Databricks Community

Direo · ‎09-17-2023

Hi!

We have recently upgraded our cluster from Databricks Runtime 10.4 LTS which includes Apache Spark 3.2.1 to to Databricks Runtime 13.3 LTSincludes Apache Spark 3.2.1 powered by Apache Spark 3.3.0 and noticed that one of our jobs runtime has dramatically increased (actually it was terminated before it even finished).

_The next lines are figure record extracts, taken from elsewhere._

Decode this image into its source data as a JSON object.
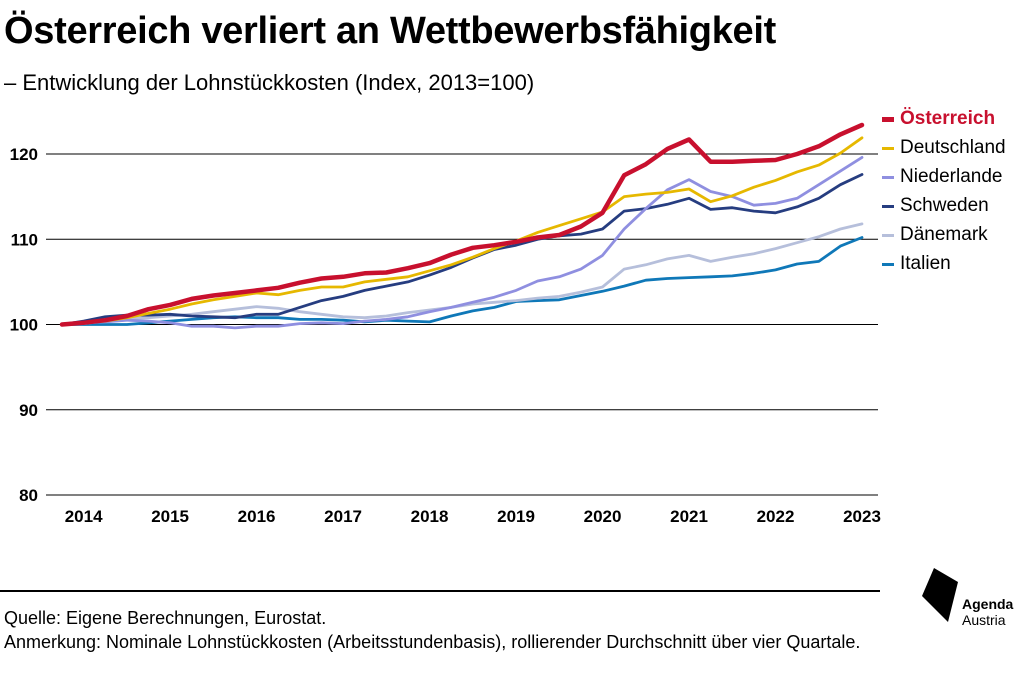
{
  "header": {
    "title": "Österreich verliert an Wettbewerbsfähigkeit",
    "subtitle": "– Entwicklung der Lohnstückkosten (Index, 2013=100)"
  },
  "footer": {
    "source": "Quelle: Eigene Berechnungen, Eurostat.",
    "note": "Anmerkung: Nominale Lohnstückkosten (Arbeitsstundenbasis), rollierender Durchschnitt über vier Quartale."
  },
  "logo": {
    "line1": "Agenda",
    "line2": "Austria"
  },
  "chart_data": {
    "type": "line",
    "title": "Österreich verliert an Wettbewerbsfähigkeit",
    "subtitle": "– Entwicklung der Lohnstückkosten (Index, 2013=100)",
    "xlabel": "",
    "ylabel": "",
    "ylim": [
      80,
      125
    ],
    "yticks": [
      80,
      90,
      100,
      110,
      120
    ],
    "xticks": [
      2014,
      2015,
      2016,
      2017,
      2018,
      2019,
      2020,
      2021,
      2022,
      2023
    ],
    "xlim": [
      2013.75,
      2023.0
    ],
    "grid": "horizontal",
    "legend_position": "right",
    "x": [
      2013.75,
      2014.0,
      2014.25,
      2014.5,
      2014.75,
      2015.0,
      2015.25,
      2015.5,
      2015.75,
      2016.0,
      2016.25,
      2016.5,
      2016.75,
      2017.0,
      2017.25,
      2017.5,
      2017.75,
      2018.0,
      2018.25,
      2018.5,
      2018.75,
      2019.0,
      2019.25,
      2019.5,
      2019.75,
      2020.0,
      2020.25,
      2020.5,
      2020.75,
      2021.0,
      2021.25,
      2021.5,
      2021.75,
      2022.0,
      2022.25,
      2022.5,
      2022.75,
      2023.0
    ],
    "series": [
      {
        "name": "Österreich",
        "color": "#c8102e",
        "width": 4.5,
        "values": [
          100.0,
          100.2,
          100.5,
          101.0,
          101.8,
          102.3,
          103.0,
          103.4,
          103.7,
          104.0,
          104.3,
          104.9,
          105.4,
          105.6,
          106.0,
          106.1,
          106.6,
          107.2,
          108.2,
          109.0,
          109.3,
          109.7,
          110.2,
          110.5,
          111.5,
          113.1,
          117.5,
          118.8,
          120.6,
          121.7,
          119.1,
          119.1,
          119.2,
          119.3,
          120.0,
          120.9,
          122.3,
          123.4
        ]
      },
      {
        "name": "Deutschland",
        "color": "#e6b800",
        "width": 2.8,
        "values": [
          100.0,
          100.2,
          100.4,
          100.8,
          101.3,
          101.8,
          102.4,
          102.9,
          103.3,
          103.7,
          103.5,
          104.0,
          104.4,
          104.4,
          105.0,
          105.3,
          105.6,
          106.3,
          107.0,
          107.9,
          108.9,
          109.8,
          110.8,
          111.6,
          112.4,
          113.2,
          115.0,
          115.3,
          115.5,
          115.9,
          114.4,
          115.1,
          116.1,
          116.9,
          117.9,
          118.7,
          120.1,
          121.9
        ]
      },
      {
        "name": "Niederlande",
        "color": "#8f8fe0",
        "width": 2.8,
        "values": [
          100.0,
          100.2,
          100.3,
          100.5,
          100.4,
          100.2,
          99.8,
          99.8,
          99.6,
          99.8,
          99.8,
          100.1,
          100.2,
          100.1,
          100.4,
          100.6,
          100.9,
          101.5,
          102.0,
          102.6,
          103.2,
          104.0,
          105.1,
          105.6,
          106.5,
          108.1,
          111.2,
          113.6,
          115.8,
          117.0,
          115.6,
          115.0,
          114.0,
          114.2,
          114.8,
          116.4,
          118.0,
          119.6
        ]
      },
      {
        "name": "Schweden",
        "color": "#263d80",
        "width": 2.8,
        "values": [
          100.0,
          100.4,
          100.9,
          101.1,
          101.1,
          101.2,
          101.0,
          100.9,
          100.8,
          101.2,
          101.2,
          102.0,
          102.8,
          103.3,
          104.0,
          104.5,
          105.0,
          105.8,
          106.7,
          107.8,
          108.8,
          109.3,
          110.0,
          110.4,
          110.6,
          111.2,
          113.3,
          113.6,
          114.1,
          114.8,
          113.5,
          113.7,
          113.3,
          113.1,
          113.8,
          114.8,
          116.4,
          117.6
        ]
      },
      {
        "name": "Dänemark",
        "color": "#b6bfdb",
        "width": 2.8,
        "values": [
          100.0,
          100.1,
          100.4,
          100.7,
          100.8,
          101.0,
          101.2,
          101.5,
          101.8,
          102.1,
          101.9,
          101.5,
          101.2,
          100.9,
          100.8,
          101.0,
          101.4,
          101.7,
          102.0,
          102.4,
          102.6,
          102.8,
          103.1,
          103.3,
          103.8,
          104.4,
          106.5,
          107.0,
          107.7,
          108.1,
          107.4,
          107.9,
          108.3,
          108.9,
          109.6,
          110.3,
          111.2,
          111.8
        ]
      },
      {
        "name": "Italien",
        "color": "#0f78b8",
        "width": 2.8,
        "values": [
          100.0,
          100.0,
          100.0,
          100.0,
          100.2,
          100.4,
          100.6,
          100.8,
          100.9,
          100.8,
          100.8,
          100.6,
          100.6,
          100.5,
          100.3,
          100.5,
          100.4,
          100.3,
          101.0,
          101.6,
          102.0,
          102.7,
          102.8,
          102.9,
          103.4,
          103.9,
          104.5,
          105.2,
          105.4,
          105.5,
          105.6,
          105.7,
          106.0,
          106.4,
          107.1,
          107.4,
          109.2,
          110.2
        ]
      }
    ]
  }
}
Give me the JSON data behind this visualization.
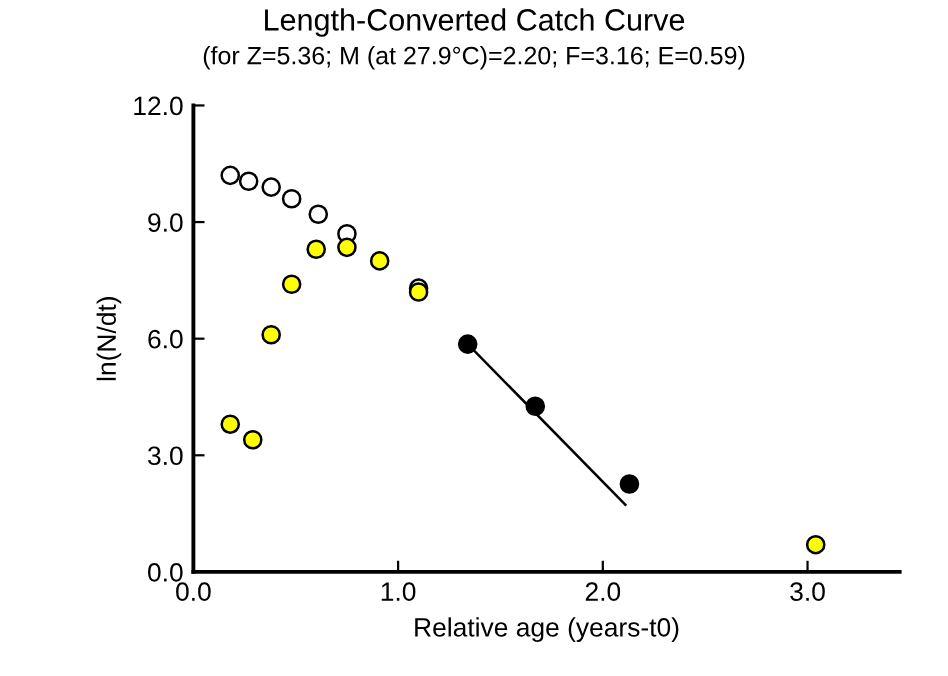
{
  "chart_data": {
    "type": "scatter",
    "title": "Length-Converted Catch Curve",
    "subtitle": "(for Z=5.36; M (at 27.9°C)=2.20; F=3.16; E=0.59)",
    "xlabel": "Relative age (years-t0)",
    "ylabel": "ln(N/dt)",
    "xlim": [
      0,
      3.45
    ],
    "ylim": [
      0,
      12
    ],
    "xticks": [
      {
        "value": 0,
        "label": "0.0"
      },
      {
        "value": 1,
        "label": "1.0"
      },
      {
        "value": 2,
        "label": "2.0"
      },
      {
        "value": 3,
        "label": "3.0"
      }
    ],
    "yticks": [
      {
        "value": 0,
        "label": "0.0"
      },
      {
        "value": 3,
        "label": "3.0"
      },
      {
        "value": 6,
        "label": "6.0"
      },
      {
        "value": 9,
        "label": "9.0"
      },
      {
        "value": 12,
        "label": "12.0"
      }
    ],
    "grid": false,
    "legend": false,
    "marker": "circle",
    "series": [
      {
        "color": "#ffffff",
        "x": [
          0.18,
          0.27,
          0.38,
          0.48,
          0.61,
          0.75,
          1.1
        ],
        "values": [
          10.2,
          10.05,
          9.9,
          9.6,
          9.2,
          8.7,
          7.3
        ]
      },
      {
        "color": "#ffff00",
        "x": [
          0.18,
          0.29,
          0.38,
          0.48,
          0.6,
          0.75,
          0.91,
          1.1,
          3.04
        ],
        "values": [
          3.8,
          3.4,
          6.1,
          7.4,
          8.3,
          8.35,
          8.0,
          7.2,
          0.7
        ]
      },
      {
        "color": "#000000",
        "x": [
          1.34,
          1.67,
          2.13
        ],
        "values": [
          5.86,
          4.26,
          2.26
        ]
      },
      {
        "type": "line",
        "color": "#000000",
        "marker": "none",
        "x": [
          1.34,
          2.11
        ],
        "values": [
          5.86,
          1.73
        ]
      }
    ]
  }
}
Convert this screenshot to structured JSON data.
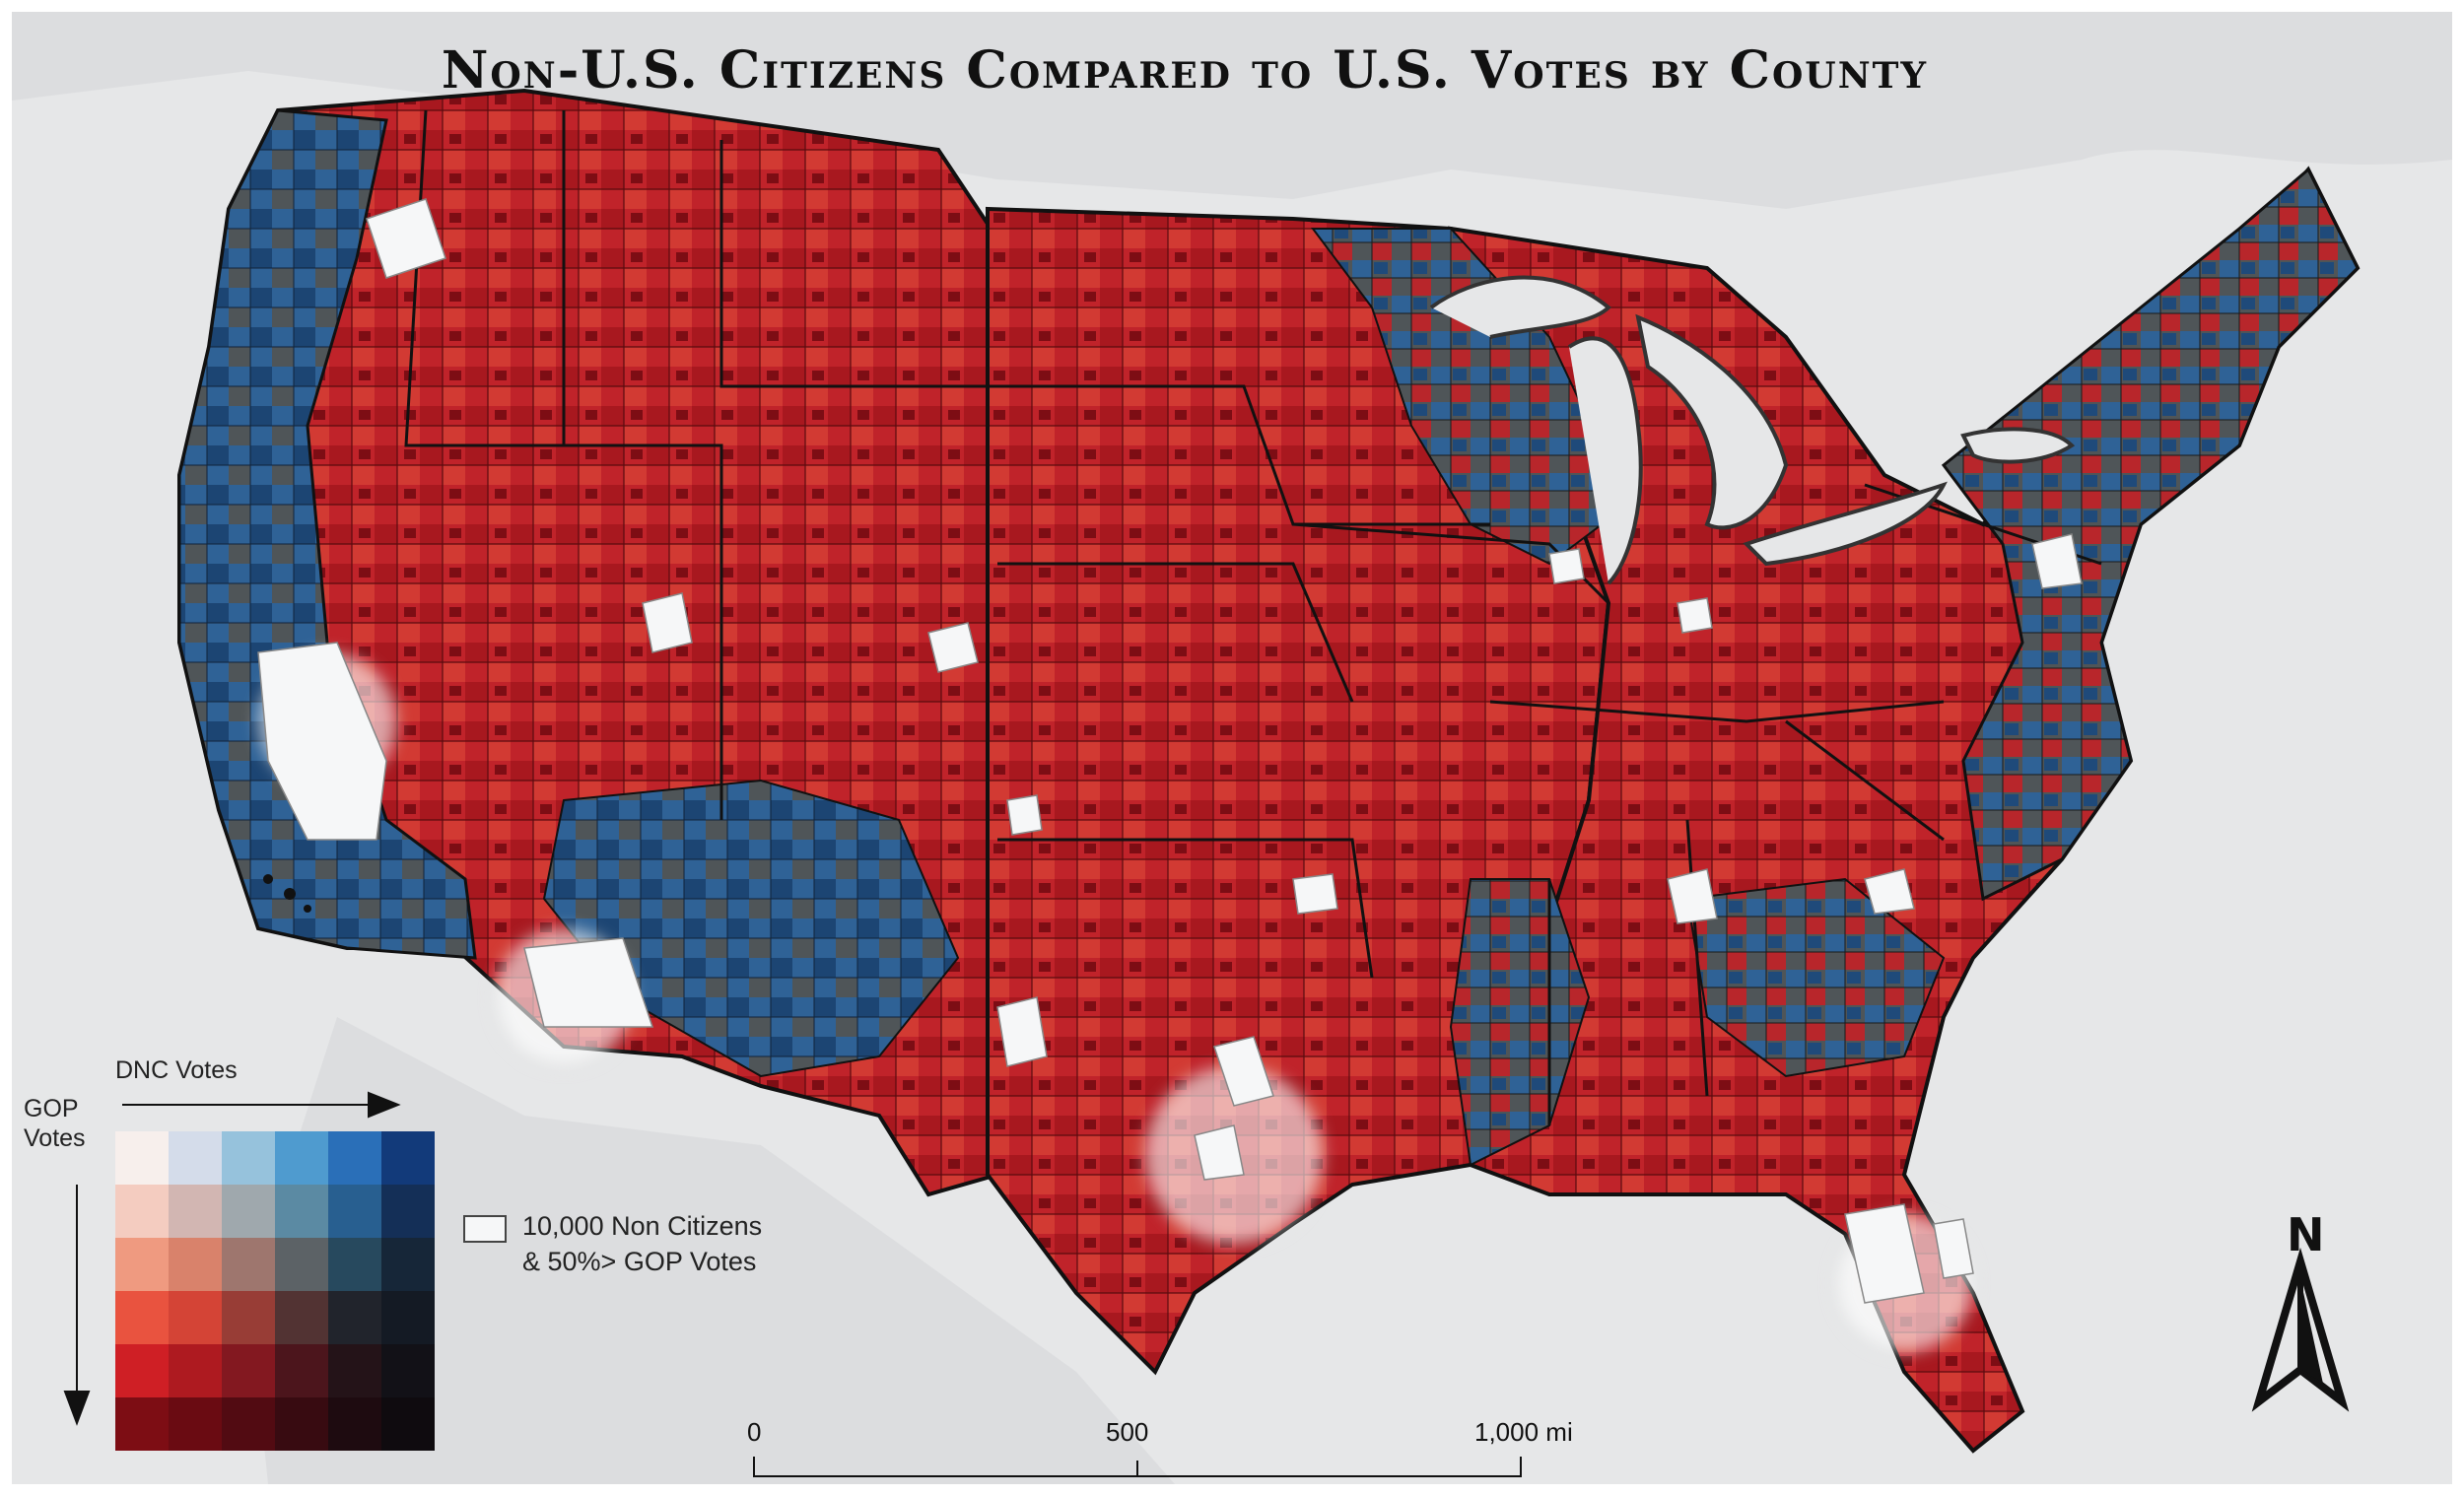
{
  "title": "Non-U.S. Citizens Compared to U.S. Votes by County",
  "legend": {
    "x_axis_label": "DNC Votes",
    "y_axis_label": "GOP\nVotes",
    "bivariate_colors": [
      [
        "#f7efec",
        "#d4dcea",
        "#96c2dc",
        "#4f9bcf",
        "#2a6fb8",
        "#123a7a"
      ],
      [
        "#f4ccc0",
        "#d2b6b2",
        "#9fa8ad",
        "#5b8aa3",
        "#285f90",
        "#142f57"
      ],
      [
        "#ef9a80",
        "#d9826b",
        "#9e766e",
        "#5c6266",
        "#27495e",
        "#162638"
      ],
      [
        "#e9533f",
        "#d44436",
        "#983d36",
        "#523333",
        "#21242c",
        "#141a24"
      ],
      [
        "#cf1f25",
        "#ae1a20",
        "#831820",
        "#4c151c",
        "#241318",
        "#121117"
      ],
      [
        "#7d0d14",
        "#6a0b12",
        "#520b12",
        "#380b11",
        "#1e0b10",
        "#0f0b0f"
      ]
    ],
    "highlight_key_text": "10,000 Non Citizens\n& 50%> GOP Votes",
    "highlight_color": "#f6f7f8"
  },
  "scale_bar": {
    "labels": [
      "0",
      "500",
      "1,000 mi"
    ]
  },
  "north_arrow": {
    "label": "N"
  },
  "colors": {
    "gop_red": "#c0232a",
    "dark_red": "#7d0d14",
    "dnc_blue": "#2f6296",
    "mixed_gray": "#4f5558",
    "water_land": "#e6e7e8",
    "state_border": "#1a1a1a"
  }
}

On 3.2.1 the job would run aprox. 40 mins, while on 3.3.0 it was terminated after 3 hours. According to driver logs, it stuck on one stage which had 160000 tasks (TaskSetManager: Finished task 18443.0 in stage 204.0 in 8746 ms on (executor 1) (17678/160000)) while the run on 3.2.1 would never reach that number - max. a few hundred tasks. Also worth mentioning that disk was expanding to the hights I never seen.

I was able to find the function where behaviour of 3.3.0 has changed compared to 3.2.1. It is crossjoin.

Has anyone experienced such situation or maybe have suggestion why it could have happened? I have a feeling that it has something to do with new or changed default spark properties, but could not identify which ones.

Also, spark.conf.set("spark.databricks.io.cache.enabled", "true").